In real-world projects, multiple teams/users ask for datasets with differing grains from the same underlying fact and dimension tables. While you can join the necessary tables and aggregate them individually for each ask, it leads to repeated code and joins.

Companies will typically do the follwoing to avoid this issue:

OBT: One big table. It is a fact table with multiple dimension tables left joined to it.
Pre Aggregate Tables: Depending on the granularity needed, the OBT is rolled up. This would be the dataset our end-users read.

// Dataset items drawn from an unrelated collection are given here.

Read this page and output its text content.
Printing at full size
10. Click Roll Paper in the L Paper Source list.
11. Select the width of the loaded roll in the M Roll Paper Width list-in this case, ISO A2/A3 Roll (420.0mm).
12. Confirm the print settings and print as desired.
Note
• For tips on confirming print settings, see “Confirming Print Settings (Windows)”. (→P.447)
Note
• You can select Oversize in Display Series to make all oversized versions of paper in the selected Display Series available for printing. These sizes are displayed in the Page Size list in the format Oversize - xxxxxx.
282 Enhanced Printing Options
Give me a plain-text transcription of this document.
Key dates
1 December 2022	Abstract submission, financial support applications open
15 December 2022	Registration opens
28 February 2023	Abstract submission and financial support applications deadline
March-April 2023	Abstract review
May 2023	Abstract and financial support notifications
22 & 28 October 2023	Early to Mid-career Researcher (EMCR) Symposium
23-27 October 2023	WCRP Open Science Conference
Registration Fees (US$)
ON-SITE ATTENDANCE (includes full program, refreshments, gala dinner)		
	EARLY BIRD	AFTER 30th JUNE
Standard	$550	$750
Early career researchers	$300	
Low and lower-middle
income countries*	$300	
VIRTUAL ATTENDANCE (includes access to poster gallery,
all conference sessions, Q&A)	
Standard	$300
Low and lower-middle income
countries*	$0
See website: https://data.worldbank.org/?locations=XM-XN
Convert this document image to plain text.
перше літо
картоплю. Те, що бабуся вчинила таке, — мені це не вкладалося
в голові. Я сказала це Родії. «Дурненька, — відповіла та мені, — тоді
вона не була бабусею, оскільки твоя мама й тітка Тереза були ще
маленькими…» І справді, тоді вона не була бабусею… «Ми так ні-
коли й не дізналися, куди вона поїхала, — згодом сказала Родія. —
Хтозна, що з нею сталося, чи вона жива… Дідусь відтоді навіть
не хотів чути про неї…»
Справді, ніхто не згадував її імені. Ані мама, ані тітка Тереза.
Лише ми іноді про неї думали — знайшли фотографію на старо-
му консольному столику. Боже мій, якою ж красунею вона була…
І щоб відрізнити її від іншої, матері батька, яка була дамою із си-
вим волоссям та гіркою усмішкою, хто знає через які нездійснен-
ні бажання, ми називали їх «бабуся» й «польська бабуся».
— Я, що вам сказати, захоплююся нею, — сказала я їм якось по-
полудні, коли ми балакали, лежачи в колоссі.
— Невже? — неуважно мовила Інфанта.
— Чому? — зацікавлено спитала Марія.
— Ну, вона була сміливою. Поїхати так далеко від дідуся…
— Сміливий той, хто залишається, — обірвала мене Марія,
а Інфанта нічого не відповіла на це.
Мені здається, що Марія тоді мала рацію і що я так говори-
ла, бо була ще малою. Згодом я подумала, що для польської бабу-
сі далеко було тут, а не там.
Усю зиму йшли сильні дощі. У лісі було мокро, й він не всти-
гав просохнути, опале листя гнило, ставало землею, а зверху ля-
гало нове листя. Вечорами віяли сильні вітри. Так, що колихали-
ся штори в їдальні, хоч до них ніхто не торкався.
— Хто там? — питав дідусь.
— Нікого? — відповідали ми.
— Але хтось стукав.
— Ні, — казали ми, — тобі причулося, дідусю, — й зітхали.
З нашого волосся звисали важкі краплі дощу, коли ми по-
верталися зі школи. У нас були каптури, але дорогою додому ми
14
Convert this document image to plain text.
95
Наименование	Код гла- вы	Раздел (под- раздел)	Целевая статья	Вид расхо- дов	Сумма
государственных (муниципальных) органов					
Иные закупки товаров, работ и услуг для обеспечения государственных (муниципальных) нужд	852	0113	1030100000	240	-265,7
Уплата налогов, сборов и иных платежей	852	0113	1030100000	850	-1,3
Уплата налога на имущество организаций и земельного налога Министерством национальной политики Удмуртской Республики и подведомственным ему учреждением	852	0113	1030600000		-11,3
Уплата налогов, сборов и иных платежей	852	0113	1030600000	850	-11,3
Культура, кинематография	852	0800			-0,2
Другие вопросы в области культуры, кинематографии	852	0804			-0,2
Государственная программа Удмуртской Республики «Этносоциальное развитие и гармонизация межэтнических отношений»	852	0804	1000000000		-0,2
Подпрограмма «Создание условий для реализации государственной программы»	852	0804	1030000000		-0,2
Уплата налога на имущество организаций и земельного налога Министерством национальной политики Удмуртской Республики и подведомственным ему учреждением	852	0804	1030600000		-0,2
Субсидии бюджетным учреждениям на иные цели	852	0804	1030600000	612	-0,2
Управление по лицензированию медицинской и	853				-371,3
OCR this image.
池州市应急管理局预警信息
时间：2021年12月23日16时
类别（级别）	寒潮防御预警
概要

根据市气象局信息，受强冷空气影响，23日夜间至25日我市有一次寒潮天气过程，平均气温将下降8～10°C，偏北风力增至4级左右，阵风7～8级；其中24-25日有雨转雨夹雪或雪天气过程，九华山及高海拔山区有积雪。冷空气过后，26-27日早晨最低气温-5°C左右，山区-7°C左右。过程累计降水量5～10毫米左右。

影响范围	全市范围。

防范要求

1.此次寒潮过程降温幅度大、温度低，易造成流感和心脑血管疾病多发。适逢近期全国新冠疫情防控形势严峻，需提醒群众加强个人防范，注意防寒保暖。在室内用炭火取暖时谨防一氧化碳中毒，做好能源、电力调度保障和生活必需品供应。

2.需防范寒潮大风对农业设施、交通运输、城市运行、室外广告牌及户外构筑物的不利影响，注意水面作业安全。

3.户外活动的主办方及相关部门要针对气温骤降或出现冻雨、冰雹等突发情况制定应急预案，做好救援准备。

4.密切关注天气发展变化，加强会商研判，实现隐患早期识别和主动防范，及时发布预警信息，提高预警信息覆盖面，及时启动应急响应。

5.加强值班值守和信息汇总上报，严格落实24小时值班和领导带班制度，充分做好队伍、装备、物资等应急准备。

For our example, say business wants to see the following metrics:

Daily campaign performance
Ad group effectiveness
ROI by campaign objective

The tables would be generated with something like this:

 1
 2
 3
 4
 5
 6
 7
 8
 9
10
11
12
13
14
15
16
17
18
19
20
21
22
23
24
25
26
27
28
29
30
31
32
33
34
35
36
37
38
39


CREATE TABLE gold_daily_campaign_performance AS
SELECT
  date,
  campaign_id,
  campaign_name,
  campaign_objective,
  SUM(impressions) AS total_impressions,
  SUM(clicks) AS total_clicks,
  SUM(cost_usd) AS total_spend,
  SUM(clicks) / SUM(impressions) AS ctr,
  SUM(cost_usd) / SUM(clicks) AS cpc
FROM silver_ad_performance
GROUP BY date, campaign_id, campaign_name, campaign_objective;

CREATE TABLE gold_ad_group_effectiveness AS
SELECT
  ad_group_id,
  campaign_id,
  campaign_name,
  target_audience,
  AVG(impressions) AS avg_daily_impressions,
  AVG(clicks) AS avg_daily_clicks,
  AVG(cost_usd) AS avg_daily_spend,
  SUM(clicks) / SUM(impressions) AS overall_ctr,
  SUM(cost_usd) / SUM(clicks) AS overall_cpc
FROM silver_ad_performance
GROUP BY ad_group_id, campaign_id, campaign_name, target_audience;

CREATE TABLE gold_roi_by_campaign_objective AS
SELECT
  campaign_objective,
  SUM(impressions) AS total_impressions,
  SUM(clicks) AS total_clicks,
  SUM(cost_usd) AS total_spend,
  SUM(revenue) AS total_revenue,
  (SUM(revenue) - SUM(cost_usd)) / SUM(cost_usd) AS roi
FROM silver_ad_performance
JOIN conversion_data ON silver_ad_performance.ad_id = conversion_data.ad_id
GROUP BY campaign_objective;

In summary

Medallion architecture is nothing else but a nomenclature to describe the data flow from its rawest form to its most processed. Accompanied with solid engineering practices, it brings standardization and build trust on the data. This allows a company to make quicker and more informed business decisions.